In Sudan, government forces attacked and destroyed dozens of villages in Jebel Mara, in Central Darfur, forcing thousands of people to flee. In Khartoum and other towns, security forces violently dispersed protests and detained activists, journalists, bloggers, and opposition politicians, bringing trumped up charges carrying the death penalty against activists. President Omar al-Bashir has evaded justice for crimes in Darfur, and Sudan has made little or no progress toward accountability.

In South Sudan, fighting between government and rebel forces continued despite a revitalized peace agreement signed in September. Government forces carried out abusive counter-insurgency operations in areas west of Wau; killing, looting and destroying villages, while sexual violence surged in the former Unity state. The country’s leaders have made no progress after its agreement to create an African Union-South Sudanese hybrid court to try the most serious crimes committed since the start of the war five years ago.

In Somalia, fighting, insecurity, lack of protection by the government, and recurring humanitarian crises had a devastating impact on civilians in 2018. Security forces unlawfully killed and wounded civilians during fighting over land and control of roadblocks, and disarmament operations, particularly in Mogadishu and Lower Shabelle. There were targeted attacks on media, including harassment, and arbitrary detention, with authorities seldom investigating killings or attacks on journalists. The government has made no tangible progress reining in abusive security forces, notably the intelligence agency, or ending repeated forced evictions of displaced people.

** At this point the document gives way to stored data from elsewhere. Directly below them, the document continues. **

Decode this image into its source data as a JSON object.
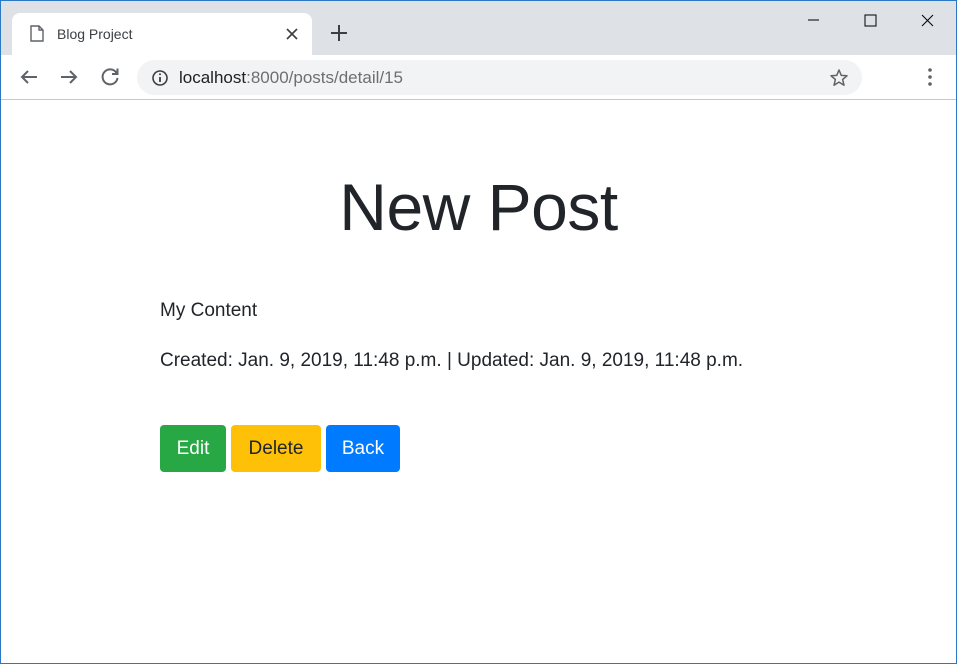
{
  "browser": {
    "tab": {
      "title": "Blog Project",
      "icon": "page-icon"
    },
    "window_controls": [
      "minimize-icon",
      "maximize-icon",
      "close-icon"
    ],
    "toolbar": {
      "url_host": "localhost",
      "url_rest": ":8000/posts/detail/15"
    }
  },
  "page": {
    "title": "New Post",
    "content": "My Content",
    "meta": "Created: Jan. 9, 2019, 11:48 p.m. | Updated: Jan. 9, 2019, 11:48 p.m.",
    "buttons": {
      "edit": "Edit",
      "delete": "Delete",
      "back": "Back"
    }
  },
  "colors": {
    "edit": "#28a745",
    "delete": "#ffc107",
    "back": "#007bff",
    "window_border": "#2b78c5"
  }
}
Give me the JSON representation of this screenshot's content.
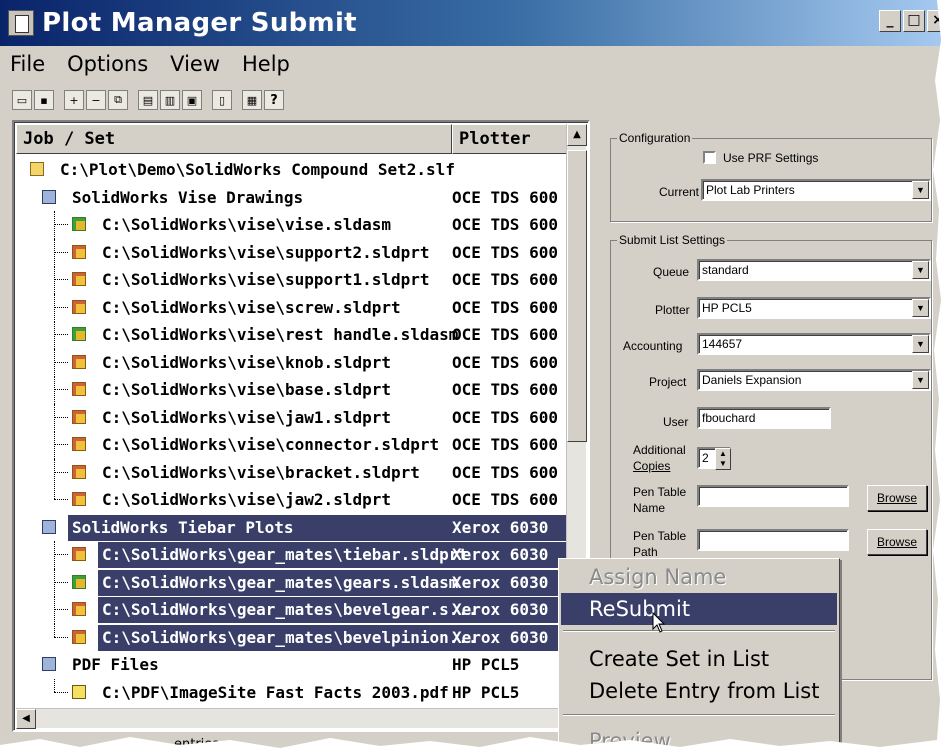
{
  "window": {
    "title": "Plot Manager Submit",
    "controls": [
      "_",
      "□",
      "×"
    ]
  },
  "menu": [
    "File",
    "Options",
    "View",
    "Help"
  ],
  "toolbar": {
    "icons": [
      "open-icon",
      "save-icon",
      "add-file-icon",
      "remove-file-icon",
      "copy-icon",
      "submit-icon",
      "submit-all-icon",
      "properties-icon",
      "preview-icon",
      "plot-icon",
      "help-icon"
    ]
  },
  "list": {
    "header_job": "Job / Set",
    "header_plotter": "Plotter",
    "rows": [
      {
        "job": "C:\\Plot\\Demo\\SolidWorks Compound Set2.slf",
        "plotter": "",
        "icon": "folder",
        "level": 0,
        "selected": false
      },
      {
        "job": "SolidWorks Vise Drawings",
        "plotter": "OCE TDS 600",
        "icon": "set",
        "level": 1,
        "selected": false
      },
      {
        "job": "C:\\SolidWorks\\vise\\vise.sldasm",
        "plotter": "OCE TDS 600",
        "icon": "asm",
        "level": 2,
        "selected": false
      },
      {
        "job": "C:\\SolidWorks\\vise\\support2.sldprt",
        "plotter": "OCE TDS 600",
        "icon": "part",
        "level": 2,
        "selected": false
      },
      {
        "job": "C:\\SolidWorks\\vise\\support1.sldprt",
        "plotter": "OCE TDS 600",
        "icon": "part",
        "level": 2,
        "selected": false
      },
      {
        "job": "C:\\SolidWorks\\vise\\screw.sldprt",
        "plotter": "OCE TDS 600",
        "icon": "part",
        "level": 2,
        "selected": false
      },
      {
        "job": "C:\\SolidWorks\\vise\\rest handle.sldasm",
        "plotter": "OCE TDS 600",
        "icon": "asm",
        "level": 2,
        "selected": false
      },
      {
        "job": "C:\\SolidWorks\\vise\\knob.sldprt",
        "plotter": "OCE TDS 600",
        "icon": "part",
        "level": 2,
        "selected": false
      },
      {
        "job": "C:\\SolidWorks\\vise\\base.sldprt",
        "plotter": "OCE TDS 600",
        "icon": "part",
        "level": 2,
        "selected": false
      },
      {
        "job": "C:\\SolidWorks\\vise\\jaw1.sldprt",
        "plotter": "OCE TDS 600",
        "icon": "part",
        "level": 2,
        "selected": false
      },
      {
        "job": "C:\\SolidWorks\\vise\\connector.sldprt",
        "plotter": "OCE TDS 600",
        "icon": "part",
        "level": 2,
        "selected": false
      },
      {
        "job": "C:\\SolidWorks\\vise\\bracket.sldprt",
        "plotter": "OCE TDS 600",
        "icon": "part",
        "level": 2,
        "selected": false
      },
      {
        "job": "C:\\SolidWorks\\vise\\jaw2.sldprt",
        "plotter": "OCE TDS 600",
        "icon": "part",
        "level": 2,
        "selected": false
      },
      {
        "job": "SolidWorks Tiebar Plots",
        "plotter": "Xerox 6030",
        "icon": "set",
        "level": 1,
        "selected": true
      },
      {
        "job": "C:\\SolidWorks\\gear_mates\\tiebar.sldprt",
        "plotter": "Xerox 6030",
        "icon": "part",
        "level": 2,
        "selected": true
      },
      {
        "job": "C:\\SolidWorks\\gear_mates\\gears.sldasm",
        "plotter": "Xerox 6030",
        "icon": "asm",
        "level": 2,
        "selected": true
      },
      {
        "job": "C:\\SolidWorks\\gear_mates\\bevelgear.s...",
        "plotter": "Xerox 6030",
        "icon": "part",
        "level": 2,
        "selected": true
      },
      {
        "job": "C:\\SolidWorks\\gear_mates\\bevelpinion...",
        "plotter": "Xerox 6030",
        "icon": "part",
        "level": 2,
        "selected": true
      },
      {
        "job": "PDF Files",
        "plotter": "HP PCL5",
        "icon": "set",
        "level": 1,
        "selected": false
      },
      {
        "job": "C:\\PDF\\ImageSite Fast Facts 2003.pdf",
        "plotter": "HP PCL5",
        "icon": "pdf",
        "level": 2,
        "selected": false
      }
    ]
  },
  "configuration": {
    "group_title": "Configuration",
    "use_prf_label": "Use PRF Settings",
    "use_prf_checked": false,
    "current_label": "Current",
    "current_value": "Plot Lab Printers"
  },
  "submit_settings": {
    "group_title": "Submit List Settings",
    "queue_label": "Queue",
    "queue_value": "standard",
    "plotter_label": "Plotter",
    "plotter_value": "HP PCL5",
    "accounting_label": "Accounting",
    "accounting_value": "144657",
    "project_label": "Project",
    "project_value": "Daniels Expansion",
    "user_label": "User",
    "user_value": "fbouchard",
    "copies_label_1": "Additional",
    "copies_label_2": "Copies",
    "copies_value": "2",
    "pen_name_label_1": "Pen Table",
    "pen_name_label_2": "Name",
    "pen_name_value": "",
    "pen_path_label_1": "Pen Table",
    "pen_path_label_2": "Path",
    "pen_path_value": "",
    "browse_label": "Browse"
  },
  "context_menu": {
    "items": [
      {
        "label": "Assign Name",
        "state": "disabled"
      },
      {
        "label": "ReSubmit",
        "state": "highlighted"
      },
      {
        "label": "Create Set in List",
        "state": "normal"
      },
      {
        "label": "Delete Entry from List",
        "state": "normal"
      },
      {
        "label": "Preview",
        "state": "disabled"
      }
    ]
  },
  "status": {
    "text": "entries"
  },
  "colors": {
    "selection": "#3a3f6a",
    "titlebar_start": "#0a246a",
    "titlebar_end": "#a6caf0",
    "face": "#d4d0c8"
  }
}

In Eritrea, a July peace agreement with Ethiopia and the lifting of UN sanctions in October led to increased hope that draconian restrictions on basic freedoms and rights would be lifted, but there was little change in 2018. The country has no independent media, organized civil society, political parties, or judiciary, and arbitrary detention remains commonplace. Citizens are forced into national service for indefinite periods, often in the military, and thousands flee Eritrea each month.